Quickly, I put myself to work, the amount of pain I'm in, being ignored. Despite having his meal prepared in time, no relief enters my body as he comes down the stairs. No words of acknowledgement or gratitude spoken, just a tense silence that carried on until he dismissed me from the table so I could go to the bus stop. It was comforting standing under the bus stop as the rain catapulted to the ground. With its thunderous impact happening millions and millions of times over again, many would find it a nuance, a force of nature that would ruin their hair. But to me I see so much more than raindrops falling from the sky. In my eyes, I see the world washing itself clean and starting anew. Nature's desperate pleas to be clean again and do right this time.

The thought of starting over quiets my mind as the cold breeze and chilly droplets caresses my tired aching body harshly. When it rains, it's almost as if the sky understands me, knows exactly what I need. For my mind and body to be washed clear of my sins. My mind and soul bleached clean and secured with the opportunity to do and have so much more. Even eighteen years later, I would give anything, especially myself, to bring her back. From what I've seen in this world there isn't much of a happy ending for an eighteen year old who ended her own mother. What I see ahead of me is a world destined to shun and hate me almost as much as I hate myself. Unfortunately, Fate, Buddha or whatever great power up there, didn't think too much of my offer. My cries and pleas can never bring her back and her death will forever stain my hands. It will be a shadow cast on me for all my life. The vivid flashing of light gave a break to my thoughts and my eyes opened to the bright yellow bus that was waiting on me to get on. The vehicle took me to a completely different, yet just as torturous, hellhole. I quietly took my seat right behind the bus driver, speaking no words to my peers, never quite prepared for the long day ahead of me.
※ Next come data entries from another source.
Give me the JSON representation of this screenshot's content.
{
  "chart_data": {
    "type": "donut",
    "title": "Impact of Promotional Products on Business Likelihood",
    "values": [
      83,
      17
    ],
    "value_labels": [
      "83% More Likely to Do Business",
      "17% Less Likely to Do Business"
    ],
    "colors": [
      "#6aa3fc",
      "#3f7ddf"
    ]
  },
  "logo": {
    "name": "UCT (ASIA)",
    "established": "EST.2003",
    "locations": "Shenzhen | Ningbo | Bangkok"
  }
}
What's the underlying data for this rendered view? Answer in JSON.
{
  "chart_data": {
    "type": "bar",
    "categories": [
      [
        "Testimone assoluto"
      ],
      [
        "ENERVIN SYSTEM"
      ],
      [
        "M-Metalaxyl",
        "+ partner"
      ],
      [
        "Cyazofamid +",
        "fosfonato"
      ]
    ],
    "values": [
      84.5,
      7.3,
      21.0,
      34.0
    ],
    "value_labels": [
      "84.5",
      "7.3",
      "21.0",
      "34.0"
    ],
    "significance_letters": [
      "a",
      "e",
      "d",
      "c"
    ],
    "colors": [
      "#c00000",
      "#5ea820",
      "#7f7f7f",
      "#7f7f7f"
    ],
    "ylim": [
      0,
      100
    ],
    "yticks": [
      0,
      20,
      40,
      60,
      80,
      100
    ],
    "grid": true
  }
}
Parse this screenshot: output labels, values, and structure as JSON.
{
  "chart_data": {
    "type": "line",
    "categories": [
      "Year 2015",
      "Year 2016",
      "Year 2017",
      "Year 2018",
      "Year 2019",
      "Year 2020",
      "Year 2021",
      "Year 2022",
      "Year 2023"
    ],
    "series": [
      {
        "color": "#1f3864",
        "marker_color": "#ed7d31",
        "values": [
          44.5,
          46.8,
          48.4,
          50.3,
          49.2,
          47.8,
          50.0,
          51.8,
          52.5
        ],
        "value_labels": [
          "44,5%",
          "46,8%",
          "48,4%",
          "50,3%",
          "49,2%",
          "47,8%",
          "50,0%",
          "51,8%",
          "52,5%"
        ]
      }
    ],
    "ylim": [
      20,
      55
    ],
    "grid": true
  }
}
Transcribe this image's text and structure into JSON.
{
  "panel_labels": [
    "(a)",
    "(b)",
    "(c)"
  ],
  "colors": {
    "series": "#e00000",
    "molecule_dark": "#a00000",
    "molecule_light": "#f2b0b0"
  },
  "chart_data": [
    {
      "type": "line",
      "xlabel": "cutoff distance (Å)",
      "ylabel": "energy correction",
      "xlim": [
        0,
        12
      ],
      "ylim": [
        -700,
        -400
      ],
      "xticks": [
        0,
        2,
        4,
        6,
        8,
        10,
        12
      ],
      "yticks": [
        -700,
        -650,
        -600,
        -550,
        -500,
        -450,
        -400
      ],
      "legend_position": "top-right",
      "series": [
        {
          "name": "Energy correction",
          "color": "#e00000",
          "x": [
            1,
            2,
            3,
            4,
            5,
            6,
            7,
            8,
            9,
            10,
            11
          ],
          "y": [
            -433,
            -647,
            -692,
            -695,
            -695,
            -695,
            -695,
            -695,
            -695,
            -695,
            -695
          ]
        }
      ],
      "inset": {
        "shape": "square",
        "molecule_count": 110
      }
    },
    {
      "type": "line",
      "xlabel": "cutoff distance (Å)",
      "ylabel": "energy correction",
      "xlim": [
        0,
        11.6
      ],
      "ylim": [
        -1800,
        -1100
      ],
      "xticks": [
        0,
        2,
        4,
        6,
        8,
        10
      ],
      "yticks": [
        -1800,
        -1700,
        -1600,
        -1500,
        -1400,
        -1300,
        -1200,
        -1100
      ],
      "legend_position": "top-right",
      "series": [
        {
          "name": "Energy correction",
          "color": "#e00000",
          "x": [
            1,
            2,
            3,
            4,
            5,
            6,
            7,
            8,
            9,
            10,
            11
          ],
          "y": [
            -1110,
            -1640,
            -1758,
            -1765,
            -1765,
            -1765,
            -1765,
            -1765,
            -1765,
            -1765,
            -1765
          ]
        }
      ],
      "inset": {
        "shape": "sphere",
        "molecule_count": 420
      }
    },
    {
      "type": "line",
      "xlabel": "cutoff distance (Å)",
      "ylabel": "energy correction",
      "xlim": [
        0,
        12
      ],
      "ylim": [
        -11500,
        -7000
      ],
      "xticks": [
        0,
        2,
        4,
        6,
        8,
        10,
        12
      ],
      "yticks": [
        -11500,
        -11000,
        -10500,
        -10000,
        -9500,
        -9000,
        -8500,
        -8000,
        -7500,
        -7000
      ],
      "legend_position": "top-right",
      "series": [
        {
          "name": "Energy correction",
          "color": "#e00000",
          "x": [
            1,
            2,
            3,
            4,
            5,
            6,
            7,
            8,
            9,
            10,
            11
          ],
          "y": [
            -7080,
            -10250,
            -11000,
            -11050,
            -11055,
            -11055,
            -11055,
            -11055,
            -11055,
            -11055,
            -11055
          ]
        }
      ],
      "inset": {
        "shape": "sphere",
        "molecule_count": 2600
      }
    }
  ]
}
School starts with not a single teacher noticing me or the numerous injuries covering my skin. Not that they would've cared very much if they ever picked their heads up from their desks or pried their eyes from the students who came in with bright smiles and happy lives. They never cared very much about the students who needed them. The rejects, abused kids, just plain weirdos. We fell by the wayside and were left there to either claw our ways out or let life bury us. I have spent years never covering up even one black eye or busted lip. There they were, practically on display for any caring individual to notice however nobody ever did. We were their headache students that didn't catch up or make their days easier. Why care about us when our own families didn't?